Newton grew up with no religious conviction and had a life formed by many twist and turns. Newton was conscripted into the royal navy and after leaving the force he joined the Atlantic slave trade. However, the event that marked the change in the life of Newton came in 1748, when a violent storm battered his vessels off the coast of County Donegal, Ireland. The storm was so severe that for fear of losing his life and everything that he had built, Newton went on his knees and called out to God. That was the beginning of his spiritual journey and when he ended his seafaring in 1764, he immediately picked up an interest in Christian theology.

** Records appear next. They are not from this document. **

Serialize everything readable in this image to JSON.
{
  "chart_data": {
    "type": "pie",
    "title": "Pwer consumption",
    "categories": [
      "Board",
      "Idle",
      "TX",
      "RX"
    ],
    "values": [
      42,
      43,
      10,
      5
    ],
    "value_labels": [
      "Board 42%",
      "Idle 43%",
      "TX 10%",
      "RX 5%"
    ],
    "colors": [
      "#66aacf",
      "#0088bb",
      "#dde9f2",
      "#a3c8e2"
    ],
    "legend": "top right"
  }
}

In 1764, he was ordained in the church of England and he became the curate of Olney, Buckenshire. There he began to write hymns alongside William Cowper, who was also a poet. Many might not know, but ‘Amazing Grace’ was inspired by a sermon on new year's day of 1773. There is no known fact that the music came with accompanying verse, but there is a possibility that the congregation merely chanted it. The hymn saw the publicity it deserved in 1779 when it was printed in Newton and Cowper's Olney Hymns. However, the obscurity surrounding hymns soon put it back in the dust, especially in England. Amazing grace is one hymn that carries the message of the gospel quite well and it describes the forgiveness and redemption of sins from the view of a merciful God that loves, no matter what. And so in the 19th century, the hymn was used extensively during the great awakening. There are about 20 melodies associated with it and the most popular of it all that is still widely used today is the tune used in 1835, which is called "new Britain." The hymn is now seen as an emblematic African American spiritual with influence in folk music.